Noemí took out her handkerchief and clutched it, a little visual reminder that she could, at any moment, break into tears and start dabbing at her eyes. She sighed.

“I could head to Mexico City, but I don’t want to leave Catalina alone, especially if there’s no need for it. I may be wrong. You’d save me a long trip back and forth; the train doesn’t even run every day. Will you do me this little favor? Will you come?”

Noemí looked at him, and he looked back at her with a dose of skepticism, but he nodded his head. “I’ll stop by Monday around noon.”

“Thanks,” she said, standing up quickly and shaking his hand, and then, remembering the fullness of her errand, she paused. “By the way, do you know a Marta Duval?”

“Are you going around talking to every specialist in town?”

“Why do you say that?”

“She’s the local healer.”

“Do you know where she lives? My cousin wanted a remedy from her.”

“Does she? Well, I suppose it makes sense. Marta does a lot of business with the women in town. Gordolobo tea is still a popular remedy for tuberculosis.”

“Does it help?”

“It’s fine enough for coughs.”

Dr. Camarillo bent down over his desk and drew a map on his notepad and handed it to her.

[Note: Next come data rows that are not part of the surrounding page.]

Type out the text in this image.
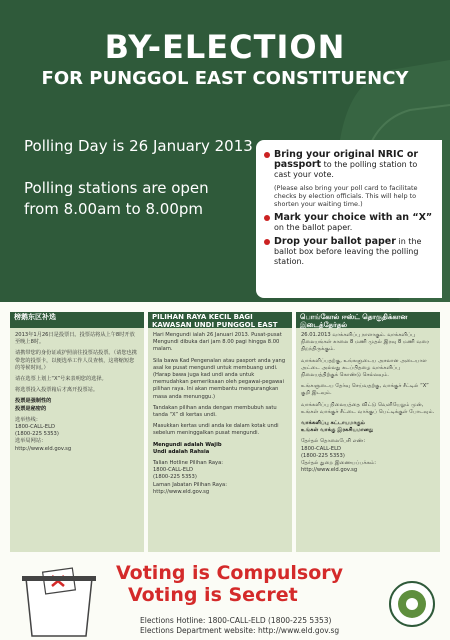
BY-ELECTION
FOR PUNGGOL EAST CONSTITUENCY
Polling Day is 26 January 2013
Polling stations are open
from 8.00am to 8.00pm
Bring your original NRIC or passport to the polling station to cast your vote.
(Please also bring your poll card to facilitate checks by election officials. This will help to shorten your waiting time.)
Mark your choice with an “X” on the ballot paper.
Drop your ballot paper in the ballot box before leaving the polling station.
榜鹅东区补选

2013年1月26日是投票日。投票站将从上午8时开放至晚上8时。

请携带您的身份证或护照前往投票站投票。（请您也携带您的投票卡，以便选举工作人员查核，这将缩短您的等候时间。）

请在选票上划上“X”号来表明您的选择。

将选票投入投票箱后才离开投票站。

投票是强制性的

投票是秘密的

选举热线：
1800-CALL-ELD
(1800-225 5353)
选举局网站：
http://www.eld.gov.sg
PILIHAN RAYA KECIL BAGI KAWASAN UNDI PUNGGOL EAST

Hari Mengundi ialah 26 Januari 2013. Pusat-pusat Mengundi dibuka dari jam 8.00 pagi hingga 8.00 malam.

Sila bawa Kad Pengenalan atau pasport anda yang asal ke pusat mengundi untuk membuang undi. (Harap bawa juga kad undi anda untuk memudahkan pemeriksaan oleh pegawai-pegawai pilihan raya. Ini akan membantu mengurangkan masa anda menunggu.)

Tandakan pilihan anda dengan membubuh satu tanda “X” di kertas undi.

Masukkan kertas undi anda ke dalam kotak undi sebelum meninggalkan pusat mengundi.

Mengundi adalah Wajib

Undi adalah Rahsia

Talian Hotline Pilihan Raya:
1800-CALL-ELD
(1800-225 5353)
Laman Jabatan Pilihan Raya:
http://www.eld.gov.sg
பொங்கோல் ஈஸ்ட் தொகுதிக்கான இடைத்தேர்தல்

26.01.2013 வாக்களிப்பு நாளாகும். வாக்களிப்பு நிலையங்கள் காலை 8 மணி முதல் இரவு 8 மணி வரை திறந்திருக்கும்.

வாக்களிப்பதற்கு, உங்களுடைய அசலான அடையாள அட்டை அல்லது கடப்பிதழை வாக்களிப்பு நிலையத்திற்குக் கொண்டு செல்லவும்.

உங்களுடைய தேர்வு செய்வதற்கு, வாக்குச் சீட்டில் “X” குறி இடவும்.

வாக்களிப்பு நிலையத்தை விட்டு வெளியேறும் முன், உங்கள் வாக்குச் சீட்டை வாக்குப் பெட்டிக்குள் போடவும்.

வாக்களிப்பு கட்டாயமாகும்

உங்கள் வாக்கு இரகசியமானது

தேர்தல் தொலைபேசி எண்:
1800-CALL-ELD
(1800-225 5353)
தேர்தல் துறை இணையப்பக்கம்:
http://www.eld.gov.sg
Voting is Compulsory
Voting is Secret
Elections Hotline: 1800-CALL-ELD (1800-225 5353)
Elections Department website: http://www.eld.gov.sg
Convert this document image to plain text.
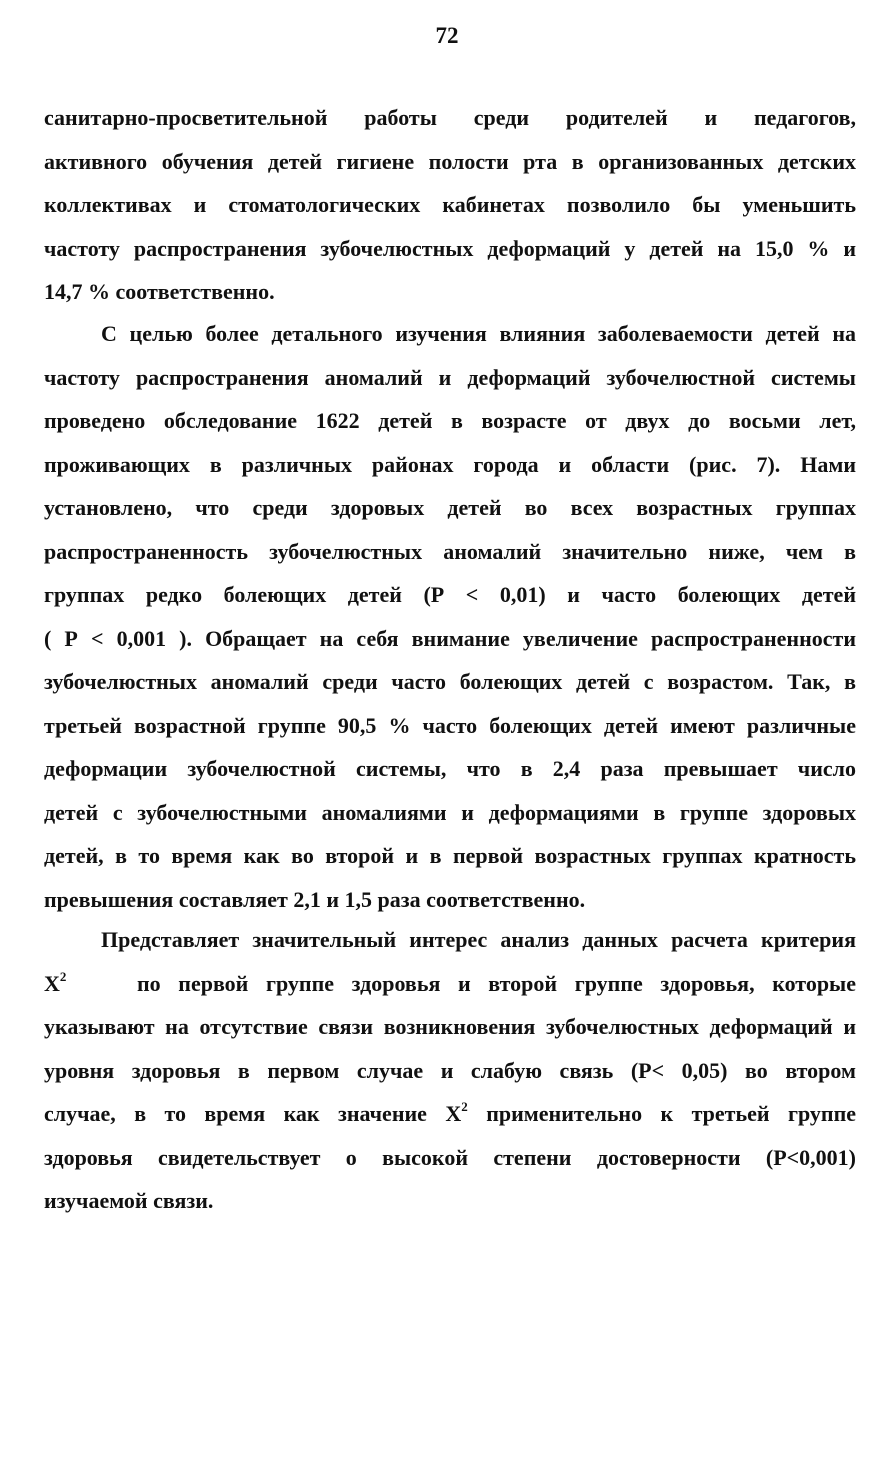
72
санитарно-просветительной работы среди родителей и педагогов,
активного обучения детей гигиене полости рта в организованных детских
коллективах и стоматологических кабинетах позволило бы уменьшить
частоту распространения зубочелюстных деформаций у детей на 15,0 % и
14,7 % соответственно.
С целью более детального изучения влияния заболеваемости детей на
частоту распространения аномалий и деформаций зубочелюстной системы
проведено обследование 1622 детей в возрасте от двух до восьми лет,
проживающих в различных районах города и области (рис. 7). Нами
установлено, что среди здоровых детей во всех возрастных группах
распространенность зубочелюстных аномалий значительно ниже, чем в
группах редко болеющих детей (Р < 0,01) и часто болеющих детей
( Р < 0,001 ). Обращает на себя внимание увеличение распространенности
зубочелюстных аномалий среди часто болеющих детей с возрастом. Так, в
третьей возрастной группе 90,5 % часто болеющих детей имеют различные
деформации зубочелюстной системы, что в 2,4 раза превышает число
детей с зубочелюстными аномалиями и деформациями в группе здоровых
детей, в то время как во второй и в первой возрастных группах кратность
превышения составляет 2,1 и 1,5 раза соответственно.
Представляет значительный интерес анализ данных расчета критерия
$X^2$	по первой группе здоровья и второй группе здоровья, которые
указывают на отсутствие связи возникновения зубочелюстных деформаций и
уровня здоровья в первом случае и слабую связь (Р< 0,05) во втором
случае, в то время как значение $X^2$ применительно к третьей группе
здоровья свидетельствует о высокой степени достоверности (Р<0,001)
изучаемой связи.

Noemí decided to walk to Duval’s house, since he said it was nearby, and it turned out to be a good idea, because the path that led to the woman’s house would have been no good for a car and the way there was a little convoluted, the streets following no plan, growing chaotic. Noemí had to ask for directions, despite the map.

She spoke to a woman who was doing her laundry by the front door of her house, scrubbing a shirt against a battered washboard. The woman put down her bar of Zote soap and informed Noemí she had to go uphill a little farther. The town’s neglect was more obvious the farther you moved from the central square and the church. The houses became shacks made of bare brick, and everything seemed gray and dusty, with scrawny-looking goats or chickens stuck behind rickety fences. Some dwellings were abandoned, with no doors or windows left. She supposed the neighbors had scavenged whatever wood, glass, and other materials they could take. When they’d driven through town, Francis must have taken the most scenic of roads, and even then her impression had been of decay.

The healer’s house was very small and stood out because it was painted white and was better taken care of. An old woman with her hair in a long braid, wearing a blue apron, sat outside by the door on a three-legged stool. She had two bowls next to her and was peeling peanuts. In one bowl she threw the discarded shells, in another she threw the peanuts. The woman did not look up as Noemí approached her. She was humming a tune.

“Excuse me,” Noemí said. “I’m looking for Marta Duval.”

The humming ceased. “You’ve got the prettiest shoes I’ve even seen,” the old woman said.

Noemí glanced down at the pair of black high-heeled shoes she was wearing. “Thank you.”

“I don’t get many people with pretty shoes like that.”

The woman cracked another peanut open and tossed it into the bowl. Then she stood up. “I’m Marta,” she said, looking up at Noemí, her eyes cloudy with cataracts.

Marta went into the house carrying a bowl in each hand. Noemí followed her inside, into a small kitchen that also served as the dining room. On a wall there was a picture of the Sacred Heart and a bookshelf held plaster figurines of saints, candles, and bottles filled with herbs. From the ceiling there also hung herbs and dried flowers, lavender and epazote and branches of rue.

Noemí knew there were healers who made all sorts of remedies, gathering herbs for hangovers and herbs for fevers, and even tricks to cure the evil eye, but Catalina had never been the type to seek such cures. The first book that had gotten Noemí really interested in anthropology had been
Witchcraft, Oracles, and Magic Among the Azande,
and when she tried to discuss it with Catalina, Catalina would not hear of it. The mere word “witchcraft” gave her a fright, and a healer of Duval’s sort was two steps removed from witchcraft, not only handing out tonics but also curing the susto by placing a cross of holy palm on someone’s head.